Dandelion root and gentian root are two of the most commonly used herbs in this category. Dandelion root tea has an earthy, slightly bitter flavor and is widely available. Drinking it about 15 to 20 minutes before a meal gives your digestive system time to respond before food arrives. These teas are best suited for people who feel like food isn’t being broken down properly, rather than those dealing with excess acid or heartburn.

Green and Black Tea for Gut Bacteria

Beyond herbal teas, regular green and black tea have a meaningful effect on your gut microbiome. The polyphenols in tea have a two-way relationship with gut bacteria: they change which species thrive in your gut, and your gut bacteria in turn break those polyphenols down into beneficial compounds your body can use.

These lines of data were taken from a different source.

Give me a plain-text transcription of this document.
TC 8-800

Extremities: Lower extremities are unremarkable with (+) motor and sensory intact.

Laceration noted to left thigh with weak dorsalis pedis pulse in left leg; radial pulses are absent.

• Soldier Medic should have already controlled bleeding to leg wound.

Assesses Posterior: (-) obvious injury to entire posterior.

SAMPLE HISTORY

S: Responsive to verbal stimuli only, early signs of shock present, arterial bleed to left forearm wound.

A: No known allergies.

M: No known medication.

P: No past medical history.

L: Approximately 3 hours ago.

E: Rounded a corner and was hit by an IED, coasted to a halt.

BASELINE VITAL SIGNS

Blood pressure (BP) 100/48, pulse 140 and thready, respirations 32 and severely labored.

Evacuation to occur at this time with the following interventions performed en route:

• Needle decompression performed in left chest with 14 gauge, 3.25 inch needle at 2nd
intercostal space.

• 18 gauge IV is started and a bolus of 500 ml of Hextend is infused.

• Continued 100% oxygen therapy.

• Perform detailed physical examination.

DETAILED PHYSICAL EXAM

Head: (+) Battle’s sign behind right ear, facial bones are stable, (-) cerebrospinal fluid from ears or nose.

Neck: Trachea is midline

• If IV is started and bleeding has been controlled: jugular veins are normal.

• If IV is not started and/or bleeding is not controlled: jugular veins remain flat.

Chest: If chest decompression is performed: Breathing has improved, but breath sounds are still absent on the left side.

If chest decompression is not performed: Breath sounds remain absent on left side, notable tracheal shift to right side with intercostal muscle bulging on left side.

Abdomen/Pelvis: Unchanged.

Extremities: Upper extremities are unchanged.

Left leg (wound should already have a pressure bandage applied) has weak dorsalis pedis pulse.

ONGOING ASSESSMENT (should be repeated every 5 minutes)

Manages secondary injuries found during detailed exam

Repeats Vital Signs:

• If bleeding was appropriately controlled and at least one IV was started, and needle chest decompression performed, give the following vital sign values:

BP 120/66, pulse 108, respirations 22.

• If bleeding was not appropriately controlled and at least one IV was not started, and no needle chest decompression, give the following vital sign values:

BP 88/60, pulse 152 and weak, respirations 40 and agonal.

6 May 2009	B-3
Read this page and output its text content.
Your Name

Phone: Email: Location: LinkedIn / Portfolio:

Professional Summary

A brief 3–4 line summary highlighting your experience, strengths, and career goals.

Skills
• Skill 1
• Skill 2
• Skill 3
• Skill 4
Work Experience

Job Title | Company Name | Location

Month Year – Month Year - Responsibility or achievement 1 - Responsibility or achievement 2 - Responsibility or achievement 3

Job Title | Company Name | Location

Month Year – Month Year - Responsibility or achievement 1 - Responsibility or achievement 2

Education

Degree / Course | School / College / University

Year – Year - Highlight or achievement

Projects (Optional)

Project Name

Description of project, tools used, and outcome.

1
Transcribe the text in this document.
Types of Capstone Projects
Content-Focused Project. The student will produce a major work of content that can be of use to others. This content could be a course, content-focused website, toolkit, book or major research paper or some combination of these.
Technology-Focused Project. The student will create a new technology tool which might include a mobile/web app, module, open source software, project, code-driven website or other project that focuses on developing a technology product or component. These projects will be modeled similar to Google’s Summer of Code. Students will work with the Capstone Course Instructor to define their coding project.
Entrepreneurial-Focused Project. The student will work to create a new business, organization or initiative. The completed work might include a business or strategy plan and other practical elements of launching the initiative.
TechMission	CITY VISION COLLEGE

Green tea has the strongest evidence here. Drinking four to five cups daily has been shown to increase levels of Bifidobacterium, a group of beneficial bacteria linked to better digestion and stronger immune function. Black tea, oolong, and fermented teas like Pu-erh also modulate microbial diversity and shift the balance of major bacterial groups in your gut. These effects build over time rather than providing immediate relief, so think of regular green or black tea as a long-term investment in gut health rather than a quick fix for tonight’s bloating.

When and How to Brew Digestive Teas

The timing of your tea depends on what you’re drinking and why. Ginger tea works best before or during a meal, since it needs to be in your system when food arrives. Bitter teas like dandelion root should also be consumed before eating to stimulate acid and saliva production in advance. Peppermint, fennel, and chamomile are most useful after meals, when bloating, gas, or reflux symptoms tend to peak. Hibiscus tea is another good post-meal option, with diuretic and digestive properties that can reduce bloating after lunch or dinner.

Herbal teas need a longer steep than you might expect to release their active compounds. Aim for water around 200°F (just below a full boil) and steep for five to seven minutes. This is noticeably longer than green or black tea, which can turn bitter with extended steeping. For herbal teas, that extra time is what pulls the muscle-relaxing, anti-inflammatory compounds into your cup. Using a lid while steeping also helps, since it traps volatile oils that would otherwise evaporate, and those oils carry much of the digestive benefit.

Picking the Right Tea for Your Symptoms

  • Bloating and trapped gas: Peppermint or fennel, after meals
  • Feeling overly full or slow digestion: Ginger, before or during meals
  • Acid reflux or heartburn: Chamomile, after meals or before bed
  • Poor food breakdown: Dandelion root or gentian, before meals
  • General gut health over time: Green tea, daily
  • IBS with mixed symptoms: Peppermint or fennel for flare-ups, green tea as a daily baseline

You can also combine teas. Peppermint and fennel blend well together for gas and bloating. Ginger and chamomile make a good pairing if you deal with both slow digestion and occasional reflux. Start with one tea to see how your body responds before layering in a second, since even gentle herbs can occasionally cause unexpected reactions in sensitive stomachs.